"Looks like the show is over"
It's always a bit of risk, booking a show you don't know to see a particular actor and I have to say I got my fingers burnt here with Amédée. In the glorious Jumpers for Goalposts, Jamie Samuel (along with Philip Duguid-McQuillan) both stole and broke my heart, and he further pummelled it in 2015 in Plastic Figurines, to affirm his status as one of those actors I'd happily travel to see.

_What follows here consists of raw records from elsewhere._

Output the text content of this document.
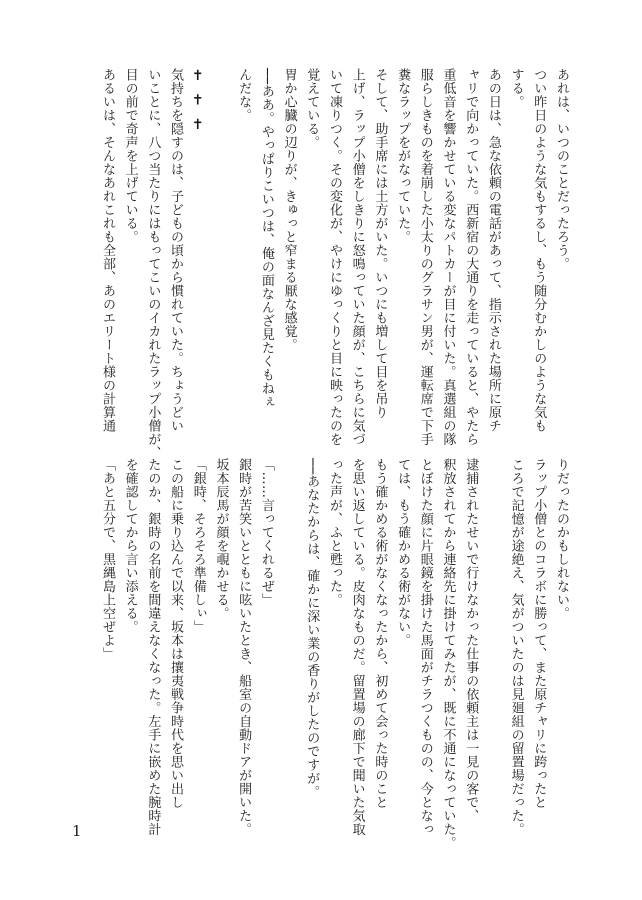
あれは、いつのことだったろう。
つい昨日のような気もするし、もう随分むかしのような気も
する。
あの日は、急な依頼の電話があって、指示された場所に原チ
ャリで向かっていた。西新宿の大通りを走っていると、やたら
重低音を響かせている変なパトカーが目に付いた。真選組の隊
服らしきものを着崩した小太りのグラサン男が、運転席で下手
糞なラップをがなっていた。
そして、助手席には土方がいた。いつにも増して目を吊り
上げ、ラップ小僧をしきりに怒鳴っていた顔が、こちらに気づ
いて凍りつく。その変化が、やけにゆっくりと目に映ったのを
覚えている。
胃か心臓の辺りが、きゅっと窄まる厭な感覚。
──ああ。やっぱりこいつは、俺の面なんざ見たくもねぇ
んだな。

✝ ✝ ✝
気持ちを隠すのは、子どもの頃から慣れていた。ちょうどい
いことに、八つ当たりにはもってこいのイカれたラップ小僧が、
目の前で奇声を上げている。
あるいは、そんなあれこれも全部、あのエリート様の計算通
りだったのかもしれない。
ラップ小僧とのコラボに勝って、また原チャリに跨ったと
ころで記憶が途絶え、気がついたのは見廻組の留置場だった。

逮捕されたせいで行けなかった仕事の依頼主は一見の客で、
釈放されてから連絡先に掛けてみたが、既に不通になっていた。
とぼけた顔に片眼鏡を掛けた馬面がチラつくものの、今となっ
ては、もう確かめる術がない。
もう確かめる術がなくなったから、初めて会った時のこと
を思い返している。皮肉なものだ。留置場の廊下で聞いた気取
った声が、ふと甦った。
──あなたからは、確かに深い業の香りがしたのですが。

「……言ってくれるぜ」
銀時が苦笑いとともに呟いたとき、船室の自動ドアが開いた。
坂本辰馬が顔を覗かせる。
「銀時、そろそろ準備しぃ」
この船に乗り込んで以来、坂本は攘夷戦争時代を思い出し
たのか、銀時の名前を間違えなくなった。左手に嵌めた腕時計
を確認してから言い添える。
「あと五分で、黒縄島上空ぜよ」
1
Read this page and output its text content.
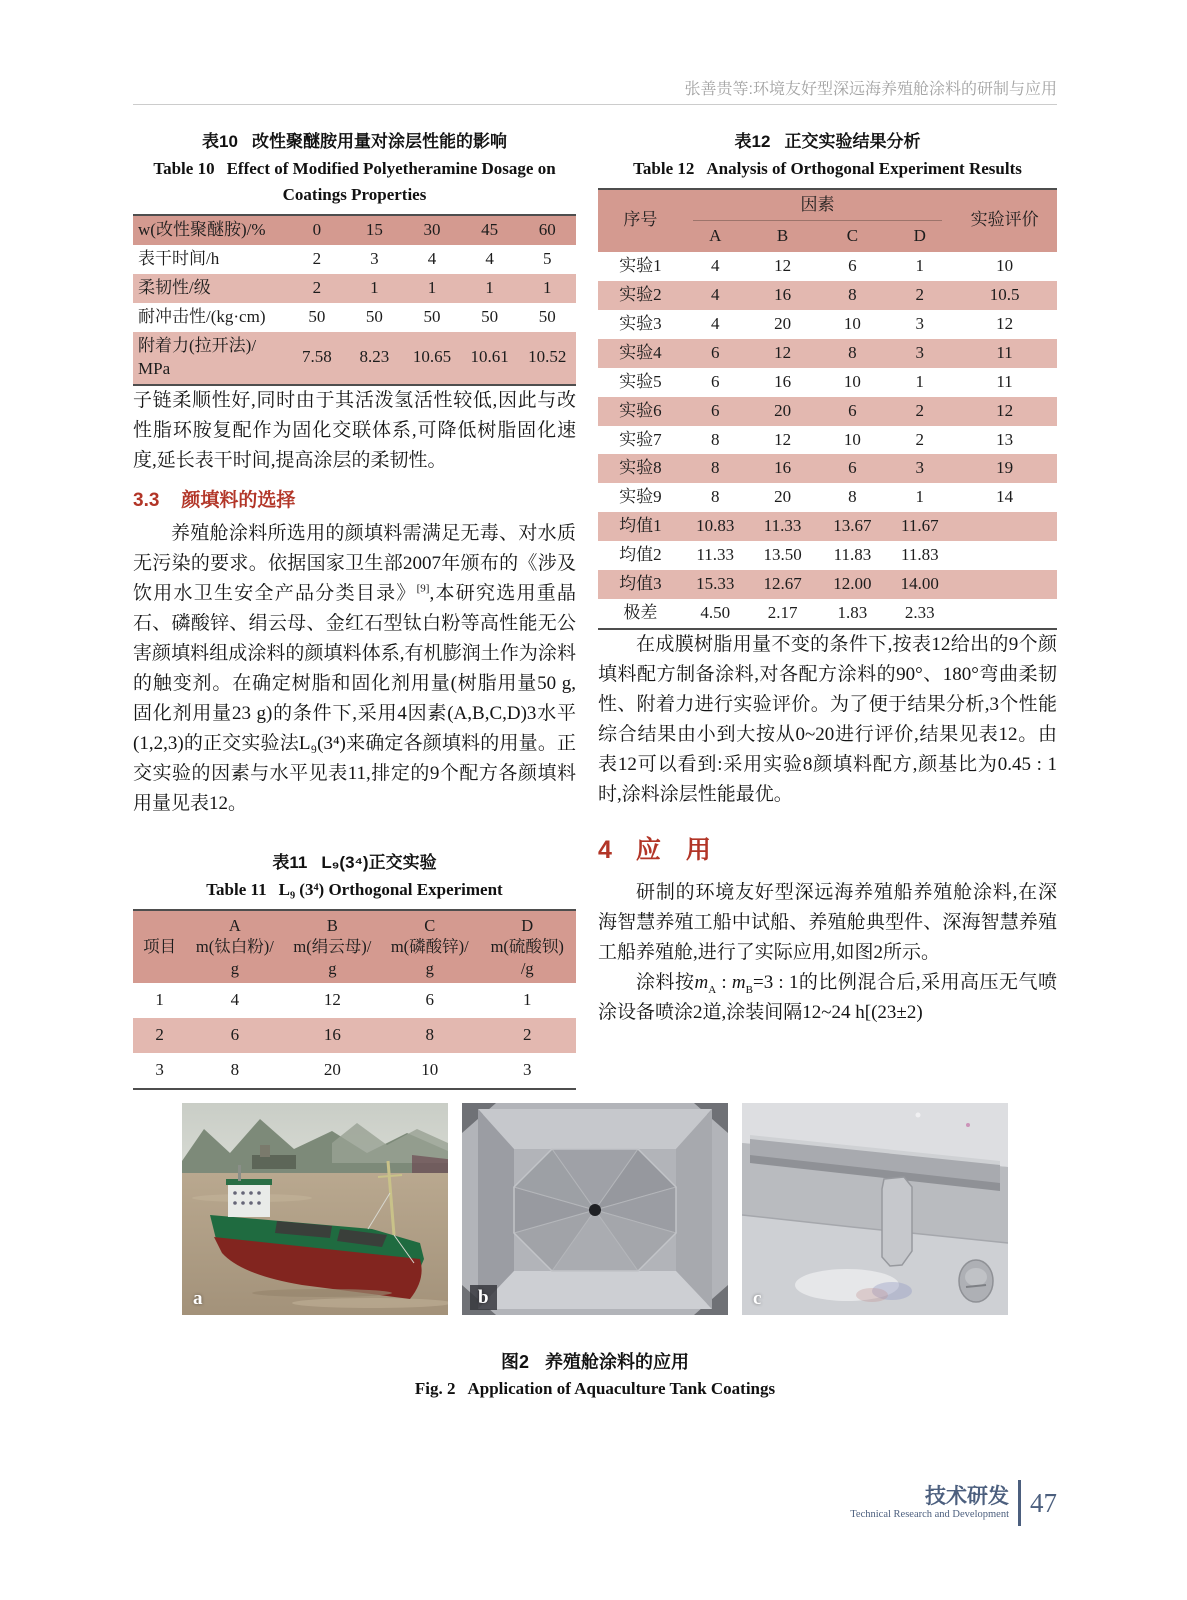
张善贵等:环境友好型深远海养殖舱涂料的研制与应用
表10 改性聚醚胺用量对涂层性能的影响
Table 10 Effect of Modified Polyetheramine Dosage on Coatings Properties
w(改性聚醚胺)/%	0	15	30	45	60
表干时间/h	2	3	4	4	5
柔韧性/级	2	1	1	1	1
耐冲击性/(kg·cm)	50	50	50	50	50
附着力(拉开法)/ MPa	7.58	8.23	10.65	10.61	10.52

子链柔顺性好,同时由于其活泼氢活性较低,因此与改性脂环胺复配作为固化交联体系,可降低树脂固化速度,延长表干时间,提高涂层的柔韧性。

3.3 颜填料的选择

养殖舱涂料所选用的颜填料需满足无毒、对水质无污染的要求。依据国家卫生部2007年颁布的《涉及饮用水卫生安全产品分类目录》[9],本研究选用重晶石、磷酸锌、绢云母、金红石型钛白粉等高性能无公害颜填料组成涂料的颜填料体系,有机膨润土作为涂料的触变剂。在确定树脂和固化剂用量(树脂用量50 g,固化剂用量23 g)的条件下,采用4因素(A,B,C,D)3水平(1,2,3)的正交实验法L₉(3⁴)来确定各颜填料的用量。正交实验的因素与水平见表11,排定的9个配方各颜填料用量见表12。

表11 L₉(3⁴)正交实验
Table 11 L₉ (3⁴) Orthogonal Experiment
项目	
A
m(钛白粉)/
g

B
m(绢云母)/
g

C
m(磷酸锌)/
g

D
m(硫酸钡)
/g

1	4	12	6	1
2	6	16	8	2
3	8	20	10	3
表12 正交实验结果分析
Table 12 Analysis of Orthogonal Experiment Results
序号	因素				实验评价
	A	B	C	D	
实验1	4	12	6	1	10
实验2	4	16	8	2	10.5
实验3	4	20	10	3	12
实验4	6	12	8	3	11
实验5	6	16	10	1	11
实验6	6	20	6	2	12
实验7	8	12	10	2	13
实验8	8	16	6	3	19
实验9	8	20	8	1	14
均值1	10.83	11.33	13.67	11.67	
均值2	11.33	13.50	11.83	11.83	
均值3	15.33	12.67	12.00	14.00	
极差	4.50	2.17	1.83	2.33	

在成膜树脂用量不变的条件下,按表12给出的9个颜填料配方制备涂料,对各配方涂料的90°、180°弯曲柔韧性、附着力进行实验评价。为了便于结果分析,3个性能综合结果由小到大按从0~20进行评价,结果见表12。由表12可以看到:采用实验8颜填料配方,颜基比为0.45 : 1时,涂料涂层性能最优。

4 应　用

研制的环境友好型深远海养殖船养殖舱涂料,在深海智慧养殖工船中试船、养殖舱典型件、深海智慧养殖工船养殖舱,进行了实际应用,如图2所示。

涂料按$m_A$ : $m_B=3$ : 1的比例混合后,采用高压无气喷涂设备喷涂2道,涂装间隔12~24 h[(23±2)

a	b	c
图2 养殖舱涂料的应用
Fig. 2 Application of Aquaculture Tank Coatings
技术研发
Technical Research and Development 47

So the notion of popping up to Birmingham Rep's studio theatre was fine, combining it as I did with a trip to Stratford, but I should have paid more attention to what I was actually booking. For Eugène Ionesco's Amédée falls into that category of 'rarely performed' works and the man adapting it here, Sean Foley, is someone with whom I decidedly share no funny bones at all (cf The Painkiller).
Thus, Samuel barely appearing in what was essentially a two-hander was exacerbated by this really not being my kind of comedy at all. It is undoubtedly well done - Trevor Fox's struggling writer Amédée and Josie Lawrence (making a first stage appearance for 6 years) the long-suffering Madeleine have a marriage that has gone stale, as dead as the body that is in their bedroom and has been for 15 years.
Their cutting banter and increasing desperation allows for the pair to spark up some real chemistry but there's no hiding from the paucity of plot. Surrealist or no, there's precious little to grab onto in these retreads of the marriage-gone-sour and artists-are-intrinsically-selfish tropes and just when I thought that's enough, they went a brought out a giant puppet, pressing yet another of my hot-button dislikes.
Again I can't deny the skill from Craig Denston, and must indeed commend Ti Green's on an impressively-realised set design. But even with all my pet hates aside, Roxana Silbert's production does little to convince why this play should be rescued from obscurity and really ought to make better use of such talent as Jamie Samuel.